Again, I’m not excusing these devices for being a privacy nightmare, but I just think it’s extremely implausible that Alexa, Siri, Google, etc. are always listening and nobody has discovered a device uploading.
The real privacy nightmare is that recording your conversations is completely unnecessary to build a richly detailed profile of you and your contacts. Regular old device / browser fingerprinting and a few people in your group sharing contacts with apps is enough for that, and it’s not a top secret conspiracy.
Per that article, it only happens when it thinks it's been activated, and only when you opt in. Not much of a bombshell.
Emphasis on "when it thinks". Not much point to a privacy control that the device can just ignore for unspecified reasons, and they had 150+ instances of that occurring in this data set.
~150 inadvertent activations is pretty low for the number of devices times however many years it spans.
From the linked article
15% of the recordings these reporters listened to were "inadvertant." I'd say that's pretty high.
Argument from ignorance
It's better to be safe than sorry is all I'm saying.
Edit: There's also this.
There is no argument from ignorance fallacy in what I said.
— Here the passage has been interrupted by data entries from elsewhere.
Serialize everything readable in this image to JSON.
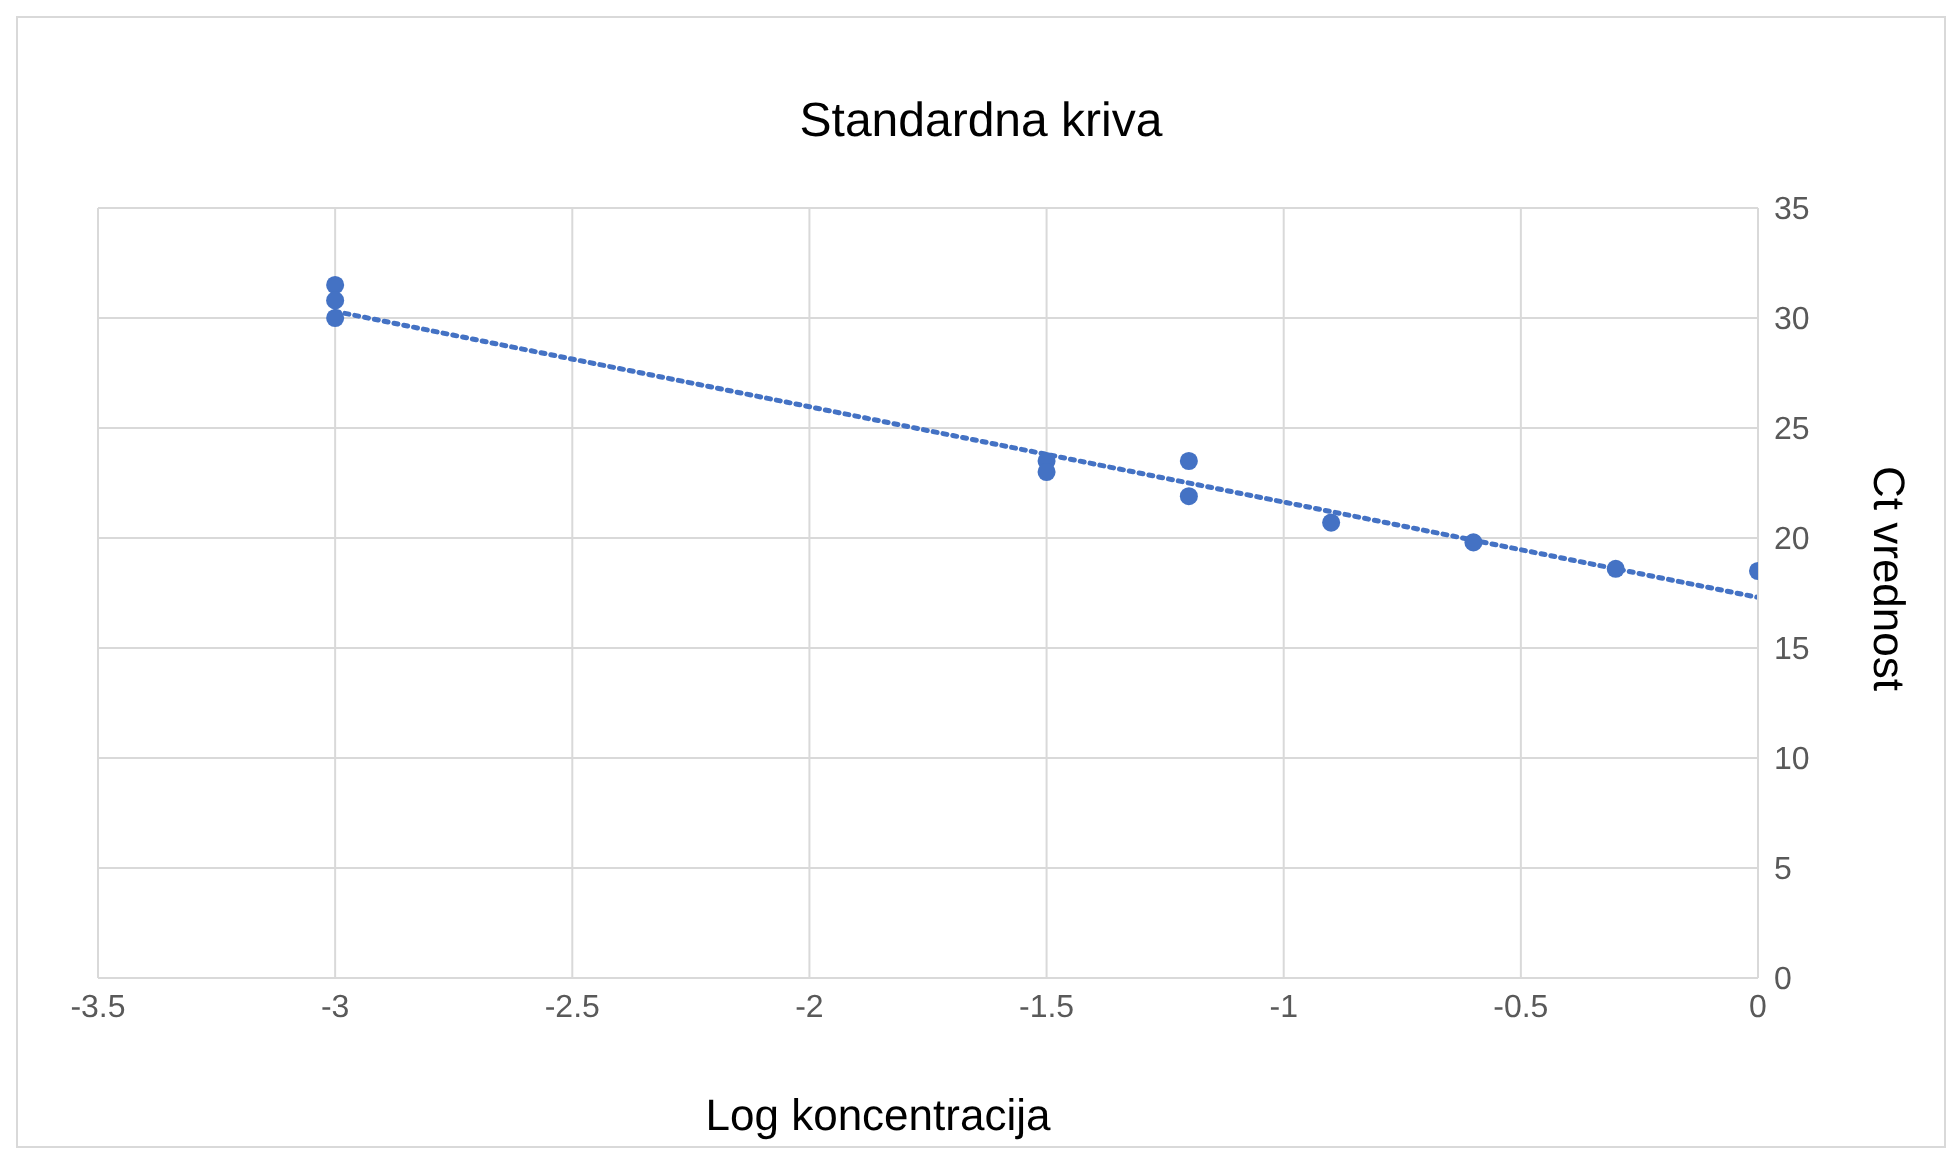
{
  "chart_data": {
    "type": "scatter",
    "title": "Standardna kriva",
    "xlabel": "Log koncentracija",
    "ylabel": "Ct vrednost",
    "xlim": [
      -3.5,
      0
    ],
    "xticks": [
      -3.5,
      -3,
      -2.5,
      -2,
      -1.5,
      -1,
      -0.5,
      0
    ],
    "ylim": [
      0,
      35
    ],
    "yticks": [
      0,
      5,
      10,
      15,
      20,
      25,
      30,
      35
    ],
    "grid": true,
    "legend": false,
    "series": [
      {
        "type": "scatter",
        "color": "#4472c4",
        "marker": "circle",
        "x": [
          -3,
          -3,
          -3,
          -1.5,
          -1.5,
          -1.2,
          -1.2,
          -0.9,
          -0.6,
          -0.3,
          0
        ],
        "values": [
          31.5,
          30.8,
          30.0,
          23.5,
          23.0,
          23.5,
          21.9,
          20.7,
          19.8,
          18.6,
          18.5
        ]
      },
      {
        "type": "line",
        "color": "#4472c4",
        "marker": "none",
        "line_style": "dotted",
        "x": [
          -3,
          0
        ],
        "values": [
          30.3,
          17.3
        ]
      }
    ]
  }
}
I am not claiming these devices never send audio without you wanting because there’s no evidence to the contrary.
However, the idea that everyone’s microphones are always listening, and that’s why you saw an ad for whatever after talking to your friend, yet not a single person has observed a device uploading this kind of data, nor has anyone ever leaked any kind of information on this supposed system, is extremely unlikely to be true in my opinion.
They don’t need microphones to do this. Regular tracking is plenty to do a good job at suggesting you a highly relevant ad, and frequency illusion does the rest. You’re not noticing the thousand times you see ads that are irrelevant to whatever you were talking about, but the one time you do notice really sticks out.
Frankly there are plenty of more concerning ways of violating our privacy that are out in the open that I believe are a much higher priority than mics always recording, of which there is no evidence for.
Stating that you don't think that it's possible is irrelevant. It's either happening or it isn't. True or false. P or ¬P.
Is an argument from ignorance. Not trying to be rude, but this is basic logic.
Well, offer some proof that it’s happening then. I’ve not seen any proof that people’s mics are always listening and uploading their conversations somewhere to serve them ads, or whatever other conspiracy is commonly claimed.
Why don’t you flex your understanding of logic on the person you initially responded to, who said:
Where’s the evidence for that claim?
See my previous post...
Also 3 separate cases have been posted above. Just continue ignoring those, I guess.
Yeah I read those, that’s not what I’m talking about. Bye ✌️
Mad.
Edit: They've edited both of their previous posts to re-frame the argument after the fact and removed a personal attack. Classy.
Do you own a smartphone?
Yeah, but it's rooted and running a custom ROM ;)
Because if they would publish it, the other security experts would say "well, duh, that's how it works".
It is just the average people that are unaware of it, or don't seem to care.
I mean... I 100% agree, and yet you and I and everyone reading this are carrying around a phone that can do the exact same shit
I am not, thank you very much. Even if I was, you can simply disable the wake word. And you can go into your account (if you have one) and see/listen to any recordings it has made to verify that it has stopped listening.
This is why jailbreaking/rooting your phone is so important.